Why aggregation-based datafeeds outperform scroll at scale

The gap is structural, not incidental. A scroll-based datafeed reads raw documents one page at a time: Every 1,000 documents is one request, and each waits for the previous one to complete before issuing the next. The number of requests is therefore proportional to the total document count in the time range being backfilled. At 836,000 events per hour over 13 months, that's roughly 7.9 billion events, or 7.9 million sequential round trips. Each round trip crosses the CCS boundary, waits for shard responses, and transfers matching documents in full. There’s no parallelism: The datafeed holds a scroll context open on the remote cluster and processes one page at a time.
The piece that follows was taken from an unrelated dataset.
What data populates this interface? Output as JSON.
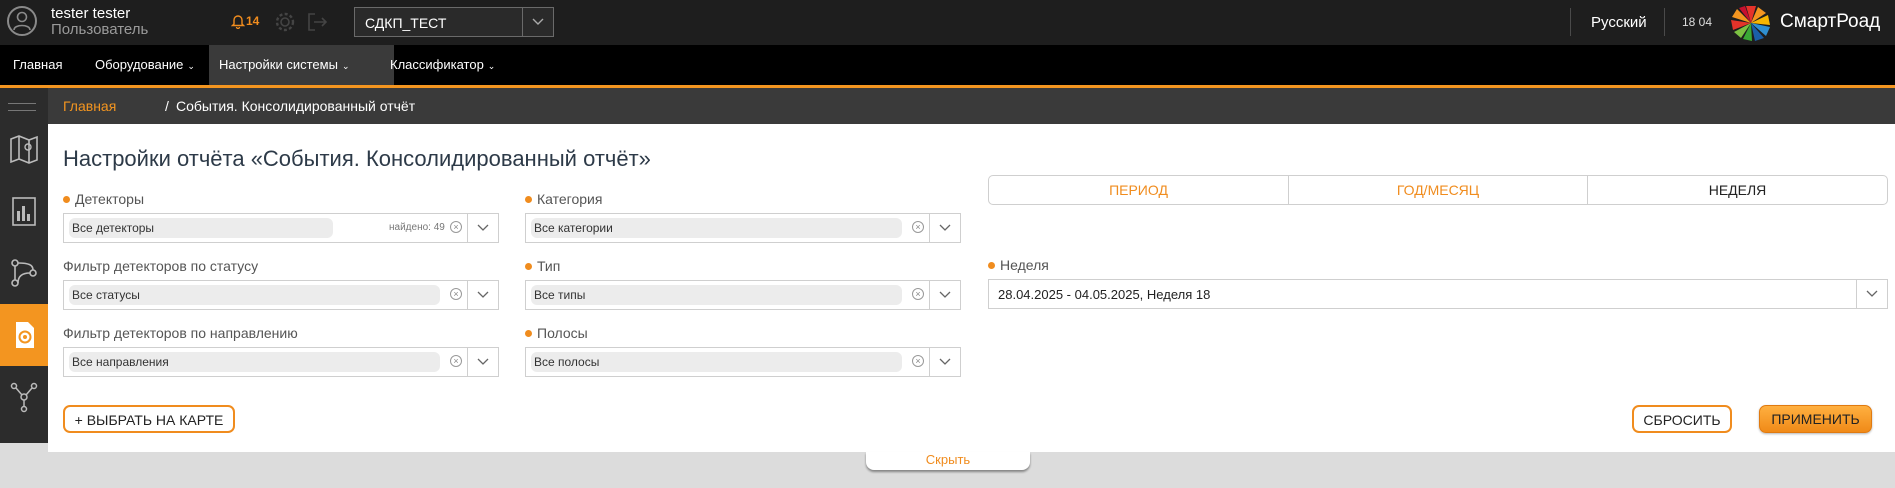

An aggregation-based datafeed works differently. The data nodes summarize data locally, grouping by time bucket and categorical fields, and ship only the bucket results to the ML node. The number of requests is proportional to field cardinalities, not document count. In our example, two influencer fields with six unique combinations produce six result rows per time bucket; the datafeed pages through those in a handful of requests regardless of how many raw events fall in each bucket. Double the ingestion rate and the scroll request count doubles; the aggregation request count stays the same. This is why the gap widens at scale: The more data you have, the worse scroll looks by comparison, and the better aggregations look.

On live data, the picture is different because each real-time tick covers only one fresh bucket: Scroll issues however many pages fit in that bucket's worth of data, while aggregations issue one request. The 20× figure for live data reflects that ratio at 836,000 events per hour with a 15-minute bucket span. The practical threshold where aggregations stop being optional is when (ingestion rate × bucket span) > scroll_size; once a single bucket contains more than one scroll page of documents, the datafeed can't keep pace with live data regardless of hardware. Below that threshold, scroll is fine and aggregations are a nice-to-have. Above it, aggregations are the only sustainable option.

Scroll-based datafeeds are the right default, and the wizards make the right call for most deployments. At scale (more shards, broader index patterns, CCS across tiers), switching to an aggregation-based datafeed is the natural next step: The data nodes summarize where the data lives, the ML node processes compact results, and the detections stay the same. The one cost to know up front is model state: Switching requires a new job, so the earlier you make the move, the less you give up.

If you hit a case not covered here, an aggregation type that doesn’t map cleanly or a composite that behaves unexpectedly, the Elastic Discuss forums are a good place to continue.